Wow! Thanks for breaking this issue. It's critical that we keep shining light on the creeping mass surveillance police state. These folks have too much money, and too many toys, at their disposal.
Interesting. You'll need to update that link to Matier & Ross, though. This one works: http://www.sfgate.com/cgi-bin/article.cgi?…
Thanks for this vignette. These are "pretty epic" times, to say the least. At some point, we need some scribes who will weave together accounts like this, and create a fuller and artistic history of the "Oakland Commune."
Thank you for this informative piece. To respond to Max A's comment, which is a common refrain, i.e., "You who criticize gang injunctions/youth curfews, what's your solution?," I offer a few points.
1. It is a myth that cops don't have enough tools. Has anyone looked at the California Penal Code recently? Or any of the federal laws that come to bear? How about immigration laws? CDCR guidlines? City of Oakland ordinances?
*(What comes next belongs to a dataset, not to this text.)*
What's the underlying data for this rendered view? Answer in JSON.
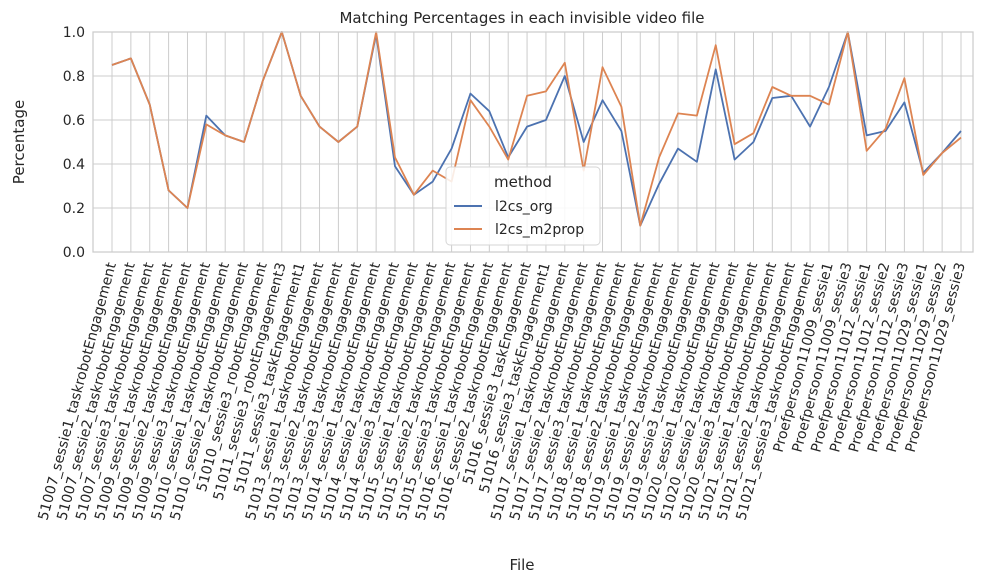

OPD literally has thousands of tools at its disposal, to prosecute everything from loitering, littering, and jaywalking to RICO violations and first-degree murder. The problem is NOT the lack of tools. The problem is how the tools are used, who is using the tools, why particular tools are being used, and so forth.
2. We can't accept the logical fallacy that anyone who criticizes a particular policy proposal must immediately offer an alternative. If something doesn't work, it doesn't work. Period. If I tell you that gang injunctions don't reduce crime, and I cite to studies and such that support that proposition, I don't suddenly become responsible for solving the age-old question of how to reduce crime. The fact remains, there is no proof that gang injunctions work. There is no proof that youth curfews work. The criticism can stand there -- there is no need to go further.
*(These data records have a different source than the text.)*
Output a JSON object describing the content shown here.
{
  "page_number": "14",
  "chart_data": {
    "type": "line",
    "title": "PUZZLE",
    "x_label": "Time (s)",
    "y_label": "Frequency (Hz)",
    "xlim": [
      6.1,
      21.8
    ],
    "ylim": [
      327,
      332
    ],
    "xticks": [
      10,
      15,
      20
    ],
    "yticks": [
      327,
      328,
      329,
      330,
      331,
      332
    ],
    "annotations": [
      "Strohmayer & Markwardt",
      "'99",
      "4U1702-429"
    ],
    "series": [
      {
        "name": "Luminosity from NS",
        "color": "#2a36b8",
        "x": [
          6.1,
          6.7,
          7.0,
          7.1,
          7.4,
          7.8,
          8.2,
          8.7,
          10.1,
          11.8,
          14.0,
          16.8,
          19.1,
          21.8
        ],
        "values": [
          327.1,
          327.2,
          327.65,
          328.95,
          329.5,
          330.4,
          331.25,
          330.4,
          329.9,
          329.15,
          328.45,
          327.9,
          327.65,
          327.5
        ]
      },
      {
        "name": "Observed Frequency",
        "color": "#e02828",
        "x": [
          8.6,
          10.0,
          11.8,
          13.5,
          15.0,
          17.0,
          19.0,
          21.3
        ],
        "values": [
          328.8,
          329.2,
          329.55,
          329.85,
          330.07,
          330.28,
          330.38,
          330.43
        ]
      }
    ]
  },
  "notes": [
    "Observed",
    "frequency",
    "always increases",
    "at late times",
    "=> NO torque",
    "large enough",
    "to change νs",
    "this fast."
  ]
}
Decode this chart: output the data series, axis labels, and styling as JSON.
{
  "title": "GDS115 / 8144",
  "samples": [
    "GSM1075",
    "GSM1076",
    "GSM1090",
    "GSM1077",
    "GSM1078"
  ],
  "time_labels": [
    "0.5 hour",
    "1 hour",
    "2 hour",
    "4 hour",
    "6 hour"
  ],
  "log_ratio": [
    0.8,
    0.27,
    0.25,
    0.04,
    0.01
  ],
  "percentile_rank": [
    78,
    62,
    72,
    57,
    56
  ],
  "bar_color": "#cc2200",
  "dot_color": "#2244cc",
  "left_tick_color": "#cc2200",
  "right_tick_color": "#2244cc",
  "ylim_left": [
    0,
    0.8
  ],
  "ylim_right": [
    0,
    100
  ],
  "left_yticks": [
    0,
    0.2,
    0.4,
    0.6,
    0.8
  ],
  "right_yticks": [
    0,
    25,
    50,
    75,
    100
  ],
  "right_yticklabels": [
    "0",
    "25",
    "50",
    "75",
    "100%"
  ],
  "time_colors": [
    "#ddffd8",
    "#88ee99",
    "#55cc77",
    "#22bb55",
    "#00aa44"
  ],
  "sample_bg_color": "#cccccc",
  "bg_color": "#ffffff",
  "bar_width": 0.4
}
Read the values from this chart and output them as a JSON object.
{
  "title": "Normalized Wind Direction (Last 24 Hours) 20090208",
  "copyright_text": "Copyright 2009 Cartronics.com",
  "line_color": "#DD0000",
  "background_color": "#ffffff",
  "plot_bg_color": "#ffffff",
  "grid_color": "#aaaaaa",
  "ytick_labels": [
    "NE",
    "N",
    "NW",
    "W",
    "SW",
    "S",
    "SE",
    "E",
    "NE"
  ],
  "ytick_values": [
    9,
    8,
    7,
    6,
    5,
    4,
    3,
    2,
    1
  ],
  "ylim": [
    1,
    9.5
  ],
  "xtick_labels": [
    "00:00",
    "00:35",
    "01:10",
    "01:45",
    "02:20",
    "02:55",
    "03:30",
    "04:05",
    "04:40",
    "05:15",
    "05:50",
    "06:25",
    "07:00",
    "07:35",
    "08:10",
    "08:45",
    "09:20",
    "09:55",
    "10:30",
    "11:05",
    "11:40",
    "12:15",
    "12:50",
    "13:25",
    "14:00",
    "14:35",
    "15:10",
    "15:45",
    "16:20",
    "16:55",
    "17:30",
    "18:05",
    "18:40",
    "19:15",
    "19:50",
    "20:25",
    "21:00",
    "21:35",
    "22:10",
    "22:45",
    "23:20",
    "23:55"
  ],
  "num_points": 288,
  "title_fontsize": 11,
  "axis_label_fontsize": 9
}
3. That said, as an Oaklander, and a concerned citizen, I'm down for the next conversation. Let's talk about something that does work.
4. On the "need" for suppression. I would ask Max A. (or Larry Reid, or Ignacio de la Fuente, or Tammerlin Drummond, or Chip Johnson) to point to an example where suppression is a long-term solution. As far as I can tell, a focus on "suppression" -- read, "lock-em up" -- will lead to incarceration, which will lead to more prisoners, which will lead to more people subject to the oppressive horrors of prison, which will lead, a few years down the road, to more broken people being released to our community. Suppression = incarceration, no? And incarceration doesn't read to rehabilitation, right? So where does suppression get us? Ever heard of the "short-term fix"? And do you think a few too many short-term fixes is what got us here in the first place?
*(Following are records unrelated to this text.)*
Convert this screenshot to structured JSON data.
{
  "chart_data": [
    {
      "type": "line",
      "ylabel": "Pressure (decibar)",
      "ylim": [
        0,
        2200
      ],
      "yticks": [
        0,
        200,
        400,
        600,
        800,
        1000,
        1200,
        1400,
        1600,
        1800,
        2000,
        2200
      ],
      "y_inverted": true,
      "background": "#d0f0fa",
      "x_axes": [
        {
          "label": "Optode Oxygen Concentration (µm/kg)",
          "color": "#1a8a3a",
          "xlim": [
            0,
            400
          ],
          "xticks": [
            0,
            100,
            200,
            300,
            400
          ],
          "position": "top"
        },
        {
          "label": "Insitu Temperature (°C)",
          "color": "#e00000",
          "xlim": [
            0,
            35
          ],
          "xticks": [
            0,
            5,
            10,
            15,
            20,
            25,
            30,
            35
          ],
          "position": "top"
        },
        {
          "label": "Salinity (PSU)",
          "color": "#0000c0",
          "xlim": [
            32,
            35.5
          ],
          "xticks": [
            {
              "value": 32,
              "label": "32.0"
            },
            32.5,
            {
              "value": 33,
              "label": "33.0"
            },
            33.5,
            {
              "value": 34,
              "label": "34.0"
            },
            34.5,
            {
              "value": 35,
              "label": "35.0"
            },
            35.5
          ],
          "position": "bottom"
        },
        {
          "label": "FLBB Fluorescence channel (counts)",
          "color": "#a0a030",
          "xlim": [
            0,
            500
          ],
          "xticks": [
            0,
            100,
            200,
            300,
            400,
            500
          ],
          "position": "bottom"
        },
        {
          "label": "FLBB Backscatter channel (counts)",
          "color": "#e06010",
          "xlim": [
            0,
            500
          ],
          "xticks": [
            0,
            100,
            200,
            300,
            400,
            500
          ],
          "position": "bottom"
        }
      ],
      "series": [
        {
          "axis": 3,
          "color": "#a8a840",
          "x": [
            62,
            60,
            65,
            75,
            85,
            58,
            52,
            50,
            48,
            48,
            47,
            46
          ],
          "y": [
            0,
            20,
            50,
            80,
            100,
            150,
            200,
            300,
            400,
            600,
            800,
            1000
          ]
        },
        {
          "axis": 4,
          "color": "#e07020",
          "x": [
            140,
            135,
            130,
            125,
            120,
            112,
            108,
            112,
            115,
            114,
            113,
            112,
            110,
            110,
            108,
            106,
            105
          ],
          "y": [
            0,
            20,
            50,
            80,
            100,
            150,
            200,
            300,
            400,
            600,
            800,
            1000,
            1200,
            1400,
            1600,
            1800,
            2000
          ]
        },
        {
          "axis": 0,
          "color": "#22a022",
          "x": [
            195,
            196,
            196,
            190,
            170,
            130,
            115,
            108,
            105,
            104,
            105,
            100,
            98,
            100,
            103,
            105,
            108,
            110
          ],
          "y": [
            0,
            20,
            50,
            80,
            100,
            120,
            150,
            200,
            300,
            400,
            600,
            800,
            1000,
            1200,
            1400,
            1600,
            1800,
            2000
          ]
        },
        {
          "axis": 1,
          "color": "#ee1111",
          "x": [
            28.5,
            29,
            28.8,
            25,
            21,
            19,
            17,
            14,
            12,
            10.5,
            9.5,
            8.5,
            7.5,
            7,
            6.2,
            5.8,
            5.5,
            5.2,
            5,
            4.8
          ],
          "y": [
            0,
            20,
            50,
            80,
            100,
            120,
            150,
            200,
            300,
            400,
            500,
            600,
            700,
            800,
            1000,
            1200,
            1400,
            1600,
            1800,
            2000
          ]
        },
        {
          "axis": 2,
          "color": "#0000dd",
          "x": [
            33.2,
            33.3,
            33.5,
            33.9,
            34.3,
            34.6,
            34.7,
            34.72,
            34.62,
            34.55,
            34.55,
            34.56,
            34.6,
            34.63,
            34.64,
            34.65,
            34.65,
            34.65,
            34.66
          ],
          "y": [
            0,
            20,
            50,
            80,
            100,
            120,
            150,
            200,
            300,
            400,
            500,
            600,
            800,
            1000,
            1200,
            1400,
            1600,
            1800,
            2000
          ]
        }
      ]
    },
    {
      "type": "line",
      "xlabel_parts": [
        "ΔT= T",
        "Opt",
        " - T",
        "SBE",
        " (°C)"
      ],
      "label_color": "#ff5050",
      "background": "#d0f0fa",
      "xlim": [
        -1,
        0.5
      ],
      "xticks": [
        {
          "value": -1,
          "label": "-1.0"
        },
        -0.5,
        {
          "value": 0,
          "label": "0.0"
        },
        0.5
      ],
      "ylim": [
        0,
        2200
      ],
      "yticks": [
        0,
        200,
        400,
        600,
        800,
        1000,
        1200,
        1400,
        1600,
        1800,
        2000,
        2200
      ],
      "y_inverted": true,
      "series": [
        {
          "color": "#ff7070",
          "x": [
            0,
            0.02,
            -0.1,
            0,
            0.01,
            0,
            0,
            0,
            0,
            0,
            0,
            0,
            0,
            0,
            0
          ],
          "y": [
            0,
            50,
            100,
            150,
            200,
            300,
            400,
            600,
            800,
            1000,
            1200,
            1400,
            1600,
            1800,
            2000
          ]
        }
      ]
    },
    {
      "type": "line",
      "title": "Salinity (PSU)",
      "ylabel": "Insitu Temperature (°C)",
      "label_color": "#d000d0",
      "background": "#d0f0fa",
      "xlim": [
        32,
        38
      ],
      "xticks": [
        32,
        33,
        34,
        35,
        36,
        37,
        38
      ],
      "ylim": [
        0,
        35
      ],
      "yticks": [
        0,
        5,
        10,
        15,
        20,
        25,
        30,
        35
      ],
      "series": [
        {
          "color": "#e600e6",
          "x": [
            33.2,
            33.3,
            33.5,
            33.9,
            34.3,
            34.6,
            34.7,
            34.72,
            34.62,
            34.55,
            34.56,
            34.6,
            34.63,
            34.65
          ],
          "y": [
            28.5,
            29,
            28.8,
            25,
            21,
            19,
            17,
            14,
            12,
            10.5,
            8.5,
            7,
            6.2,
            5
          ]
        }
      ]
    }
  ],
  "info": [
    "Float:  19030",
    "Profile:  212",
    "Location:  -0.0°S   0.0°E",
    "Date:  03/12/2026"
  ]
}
4. To reiterate Pamela's comment above, we've got some solutions. The problem is that THERE ARE NO EASY SOLUTIONS. This is something that takes time, that takes a 20 Point Plan, that requires all-hands on deck, community policing, after-school programs, mental health services, job training, health care, case management, some accountability mechanisms (but no, not more incarceration), some economic development, some housing support, and much, much more. Not quite as pithy as Reid/de la Fuente giving their two sentence answers (more cops! more tools!), but at some point we need honest answers. Oppression in the United States has been a 500 year process. It will take a few years to unwind all of that.